D can choose to continue enforcing the contract by delivering either the house or the gold
wristwatch, with a right to recover the value of the car with damages from C. The delivery
of either the house or the gold wristwatch, upon the maturity of the contract, will then
extinguish D’s obligation. If, for instance, D chooses the car, his obligation is extinguished,
and C will not be held liable for damages.

However, if, for instance, D chooses to rescind the contract, there must be mutual
restitution. D must return whatever benefits he had received from C in relation to their
contract and C must, in turn, pay D the value of the item that he destroyed, along with the
sum of damages that D incurred. Mutual restitution is required in a rescission in order to
bring back the parties to their original situation prior to the inception of the contract.

G. D instead obliged himself to deliver his only car and agreed to deliver as substitute
his house. Later, D burned his house. – In this case, the obligation became a facultative
one.

Under the first paragraph of Article 1206 of the New Civil Code, when only one prestation
had been agreed upon, but the obligor may render another in substitution, the obligation is
called facultative. The right of choice in facultative obligations, that is, whether to make a
substitution or not, pertains to the debtor alone, the creditor is never given this right.

There are two components of a facultative obligation: (1) the object or prestation of the
obligation (principal) and (2) the substitute of the object or prestation (substitute). In this
case, the principal object was the car and the substitute object was the house.

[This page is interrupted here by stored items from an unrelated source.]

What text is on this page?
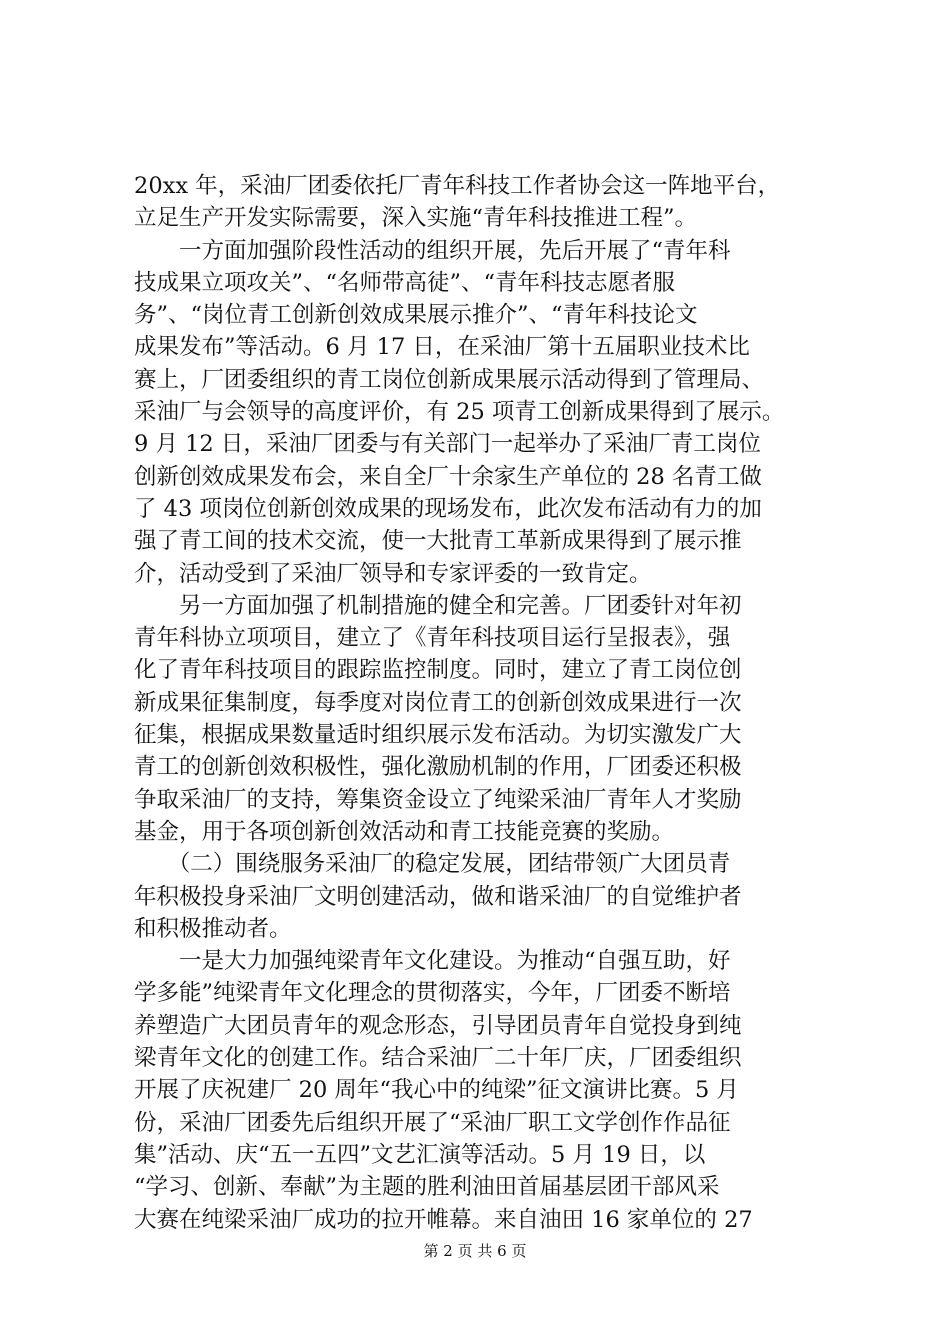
20xx 年，采油厂团委依托厂青年科技工作者协会这一阵地平台，
立足生产开发实际需要，深入实施“青年科技推进工程”。
　　一方面加强阶段性活动的组织开展，先后开展了“青年科
技成果立项攻关”、“名师带高徒”、“青年科技志愿者服
务”、“岗位青工创新创效成果展示推介”、“青年科技论文
成果发布”等活动。6 月 17 日，在采油厂第十五届职业技术比
赛上，厂团委组织的青工岗位创新成果展示活动得到了管理局、
采油厂与会领导的高度评价，有 25 项青工创新成果得到了展示。
9 月 12 日，采油厂团委与有关部门一起举办了采油厂青工岗位
创新创效成果发布会，来自全厂十余家生产单位的 28 名青工做
了 43 项岗位创新创效成果的现场发布，此次发布活动有力的加
强了青工间的技术交流，使一大批青工革新成果得到了展示推
介，活动受到了采油厂领导和专家评委的一致肯定。
　　另一方面加强了机制措施的健全和完善。厂团委针对年初
青年科协立项项目，建立了《青年科技项目运行呈报表》，强
化了青年科技项目的跟踪监控制度。同时，建立了青工岗位创
新成果征集制度，每季度对岗位青工的创新创效成果进行一次
征集，根据成果数量适时组织展示发布活动。为切实激发广大
青工的创新创效积极性，强化激励机制的作用，厂团委还积极
争取采油厂的支持，筹集资金设立了纯梁采油厂青年人才奖励
基金，用于各项创新创效活动和青工技能竞赛的奖励。
　　（二）围绕服务采油厂的稳定发展，团结带领广大团员青
年积极投身采油厂文明创建活动，做和谐采油厂的自觉维护者
和积极推动者。
　　一是大力加强纯梁青年文化建设。为推动“自强互助，好
学多能”纯梁青年文化理念的贯彻落实，今年，厂团委不断培
养塑造广大团员青年的观念形态，引导团员青年自觉投身到纯
梁青年文化的创建工作。结合采油厂二十年厂庆，厂团委组织
开展了庆祝建厂 20 周年“我心中的纯梁”征文演讲比赛。5 月
份，采油厂团委先后组织开展了“采油厂职工文学创作作品征
集”活动、庆“五一五四”文艺汇演等活动。5 月 19 日，以
“学习、创新、奉献”为主题的胜利油田首届基层团干部风采
大赛在纯梁采油厂成功的拉开帷幕。来自油田 16 家单位的 27
第 2 页 共 6 页
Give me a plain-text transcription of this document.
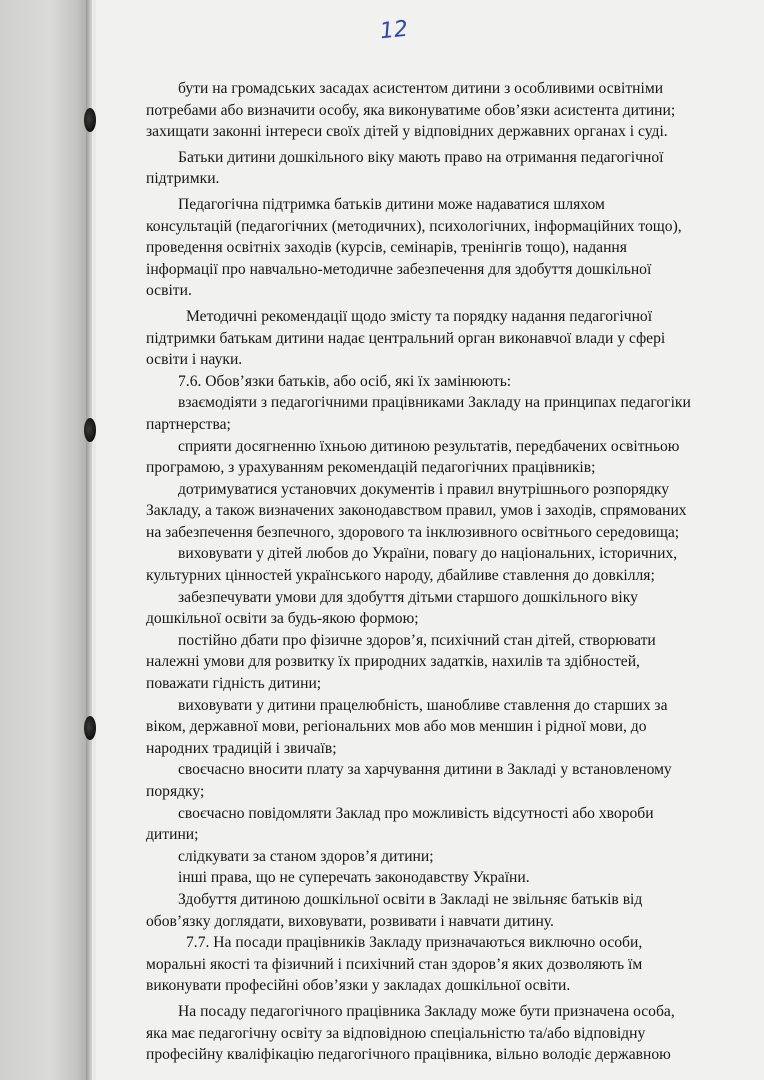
12
бути на громадських засадах асистентом дитини з особливими освітніми
потребами або визначити особу, яка виконуватиме обов’язки асистента дитини;
захищати законні інтереси своїх дітей у відповідних державних органах і суді.
Батьки дитини дошкільного віку мають право на отримання педагогічної
підтримки.
Педагогічна підтримка батьків дитини може надаватися шляхом
консультацій (педагогічних (методичних), психологічних, інформаційних тощо),
проведення освітніх заходів (курсів, семінарів, тренінгів тощо), надання
інформації про навчально-методичне забезпечення для здобуття дошкільної
освіти.
Методичні рекомендації щодо змісту та порядку надання педагогічної
підтримки батькам дитини надає центральний орган виконавчої влади у сфері
освіти і науки.
7.6. Обов’язки батьків, або осіб, які їх замінюють:
взаємодіяти з педагогічними працівниками Закладу на принципах педагогіки
партнерства;
сприяти досягненню їхньою дитиною результатів, передбачених освітньою
програмою, з урахуванням рекомендацій педагогічних працівників;
дотримуватися установчих документів і правил внутрішнього розпорядку
Закладу, а також визначених законодавством правил, умов і заходів, спрямованих
на забезпечення безпечного, здорового та інклюзивного освітнього середовища;
виховувати у дітей любов до України, повагу до національних, історичних,
культурних цінностей українського народу, дбайливе ставлення до довкілля;
забезпечувати умови для здобуття дітьми старшого дошкільного віку
дошкільної освіти за будь-якою формою;
постійно дбати про фізичне здоров’я, психічний стан дітей, створювати
належні умови для розвитку їх природних задатків, нахилів та здібностей,
поважати гідність дитини;
виховувати у дитини працелюбність, шанобливе ставлення до старших за
віком, державної мови, регіональних мов або мов меншин і рідної мови, до
народних традицій і звичаїв;
своєчасно вносити плату за харчування дитини в Закладі у встановленому
порядку;
своєчасно повідомляти Заклад про можливість відсутності або хвороби
дитини;
слідкувати за станом здоров’я дитини;
інші права, що не суперечать законодавству України.
Здобуття дитиною дошкільної освіти в Закладі не звільняє батьків від
обов’язку доглядати, виховувати, розвивати і навчати дитину.
7.7. На посади працівників Закладу призначаються виключно особи,
моральні якості та фізичний і психічний стан здоров’я яких дозволяють їм
виконувати професійні обов’язки у закладах дошкільної освіти.
На посаду педагогічного працівника Закладу може бути призначена особа,
яка має педагогічну освіту за відповідною спеціальністю та/або відповідну
професійну кваліфікацію педагогічного працівника, вільно володіє державною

D's agreement to substitute prestation, from delivering a car to delivering a house instead,
is a mere offer of substitution when he “agreed”, as the substitution by D did not produce
validity nor any effect because the same was not communicated with and to C or made
known to the latter. The substitution had no binding effect to the creditor as the given
situation does not expressly nor impliedly states any form of communication to C by the D
with regards to the substitution, in relation to Article 1201 and 1206 of the New Civil
Code. Any form of communication between C and D cannot be inferred from the facts
given. It follows, therefore, that C expects D to deliver the car and the car alone and D does
not have to communicate to C if he intends to deliver the principal and original prestation
(car). Consequently, and as a matter of fact, the burning of the house by D is an indication
that he does not intend to deliver the same to C.
The destruction of the house, through the negligence or fault of D, will not make him liable.
Under Article 1206 of the New Civil Code, the loss of the thing intended as a substitute, with
or without the fault of the debtor, does not render him liable because the thing intended
as a substitute is not due; the effect of loss is merely to extinguish facultative character of
the obligation, as supported by the first sentence of the second paragraph of Article 1206
of the New Civil Code.

What is to be delivered is the principal object (car) and not the substitute (house) because
the latter is not what is due and demandable. The loss of the substitute is immaterial.
Hence, it follows that despite the loss and the destruction of the house, D is still obliged to
deliver the principal prestation of the obligation, which is the car. It is, indeed, the
principle prestation, which is the car, that is due and demandable and not the house. C, in
turn, has the obligation to accept the principal prestation upon the maturity of the
contract on March 30, 2020. C also has the right to receive the car in its entirety, as per the
second paragraph of Article 1199 of the New Civil Code.